Eamonn Coghlan

Hall of Fame Induction 2008

The Hall of Fame award is presented to an athlete who has achieved to the highest level and is considered world class. The recipients have transcended the sport and are sporting legends. 

By any standards, Eamonn Coghlan’s 1983 was an exceptional year; first that sensational world indoor mile record of 3:49.78 for the man known universally as Chairman of the Boards, then later in the summer, the inaugural IAAF World Championship 5,000 metres title - a landmark achievement in Irish athletics.

In those seven months period from February to August, Eamonn seemed almost invincible, and to athletics enthusiasts everywhere, but especially here in Ireland, he became one of the all-time greats. We had shared in his disappointment at finishing fourth in the 1500m at the Montreal Olympics, then four years later in Moscow, when he again finished fourth, this time in the 5,000 metres. Between the two, there was silver in the European Championships at Prague in 1978.

Video credit tommytempo1

That victory in Helsinki was one of the greatest moments in Irish sport. Eamonn ran the perfect race, third at the bell, making his move 300m out, and by the time they hit the home straight it was all over - 13:28.53, and the last 1,000m at sub-four minute mile pace. Everyone remembers his jubilation at the win, and at 30 years of age it was no more than he deserved.

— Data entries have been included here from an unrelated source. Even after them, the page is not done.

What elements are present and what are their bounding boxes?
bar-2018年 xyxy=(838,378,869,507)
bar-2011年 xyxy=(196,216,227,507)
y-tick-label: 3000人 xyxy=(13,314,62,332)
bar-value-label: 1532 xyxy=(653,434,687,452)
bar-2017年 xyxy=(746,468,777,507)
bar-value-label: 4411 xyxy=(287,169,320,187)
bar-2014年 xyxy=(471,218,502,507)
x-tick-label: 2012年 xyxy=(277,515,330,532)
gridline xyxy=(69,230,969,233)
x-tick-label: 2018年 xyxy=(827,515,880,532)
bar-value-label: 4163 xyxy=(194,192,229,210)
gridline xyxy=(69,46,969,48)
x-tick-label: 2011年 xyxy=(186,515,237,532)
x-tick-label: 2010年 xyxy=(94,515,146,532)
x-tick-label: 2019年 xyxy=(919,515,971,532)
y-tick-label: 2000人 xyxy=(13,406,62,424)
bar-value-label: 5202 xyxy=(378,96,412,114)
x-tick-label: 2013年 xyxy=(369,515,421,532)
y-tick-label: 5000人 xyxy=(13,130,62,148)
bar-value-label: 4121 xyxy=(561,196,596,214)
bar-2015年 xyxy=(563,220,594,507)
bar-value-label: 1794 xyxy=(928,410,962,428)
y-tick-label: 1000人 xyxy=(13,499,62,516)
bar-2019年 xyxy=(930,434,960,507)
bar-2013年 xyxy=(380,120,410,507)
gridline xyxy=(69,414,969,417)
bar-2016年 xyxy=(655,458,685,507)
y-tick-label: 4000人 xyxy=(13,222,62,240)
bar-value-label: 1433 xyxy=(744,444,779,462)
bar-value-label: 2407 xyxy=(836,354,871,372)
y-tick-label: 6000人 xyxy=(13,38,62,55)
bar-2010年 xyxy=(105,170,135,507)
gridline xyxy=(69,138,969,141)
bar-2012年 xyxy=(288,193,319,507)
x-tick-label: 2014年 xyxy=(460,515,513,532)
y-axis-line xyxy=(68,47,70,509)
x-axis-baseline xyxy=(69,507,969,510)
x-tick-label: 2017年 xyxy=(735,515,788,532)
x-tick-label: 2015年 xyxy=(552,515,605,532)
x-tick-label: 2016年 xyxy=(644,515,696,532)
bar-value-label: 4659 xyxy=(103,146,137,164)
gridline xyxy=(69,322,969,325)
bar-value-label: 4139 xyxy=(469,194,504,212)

That win will live forever in our memories, but there were many wins, and a long series of incredible times, including his 3:36.2 for 1,500 metres and 13:19.13 for the 5,000 metres.

He won three AAAs titles, 11 Irish Championships, the World Cup 5,000m in 1981 as well as seven Wannamaker Miles. There was a brilliant 4:54.07 world record for the 2,000 metres, and then that unforgettable swansong; the first – and to this day only – sub-four minute Masters Mile. Has any athlete ever made a more fitting exit from the arena?

It could hardly be more appropriate that this Hall of Fame Award comes 25 years after Eamonn Coghlan’s finest hour that day in Helsinki. A well-deserved honour for a truly great athlete.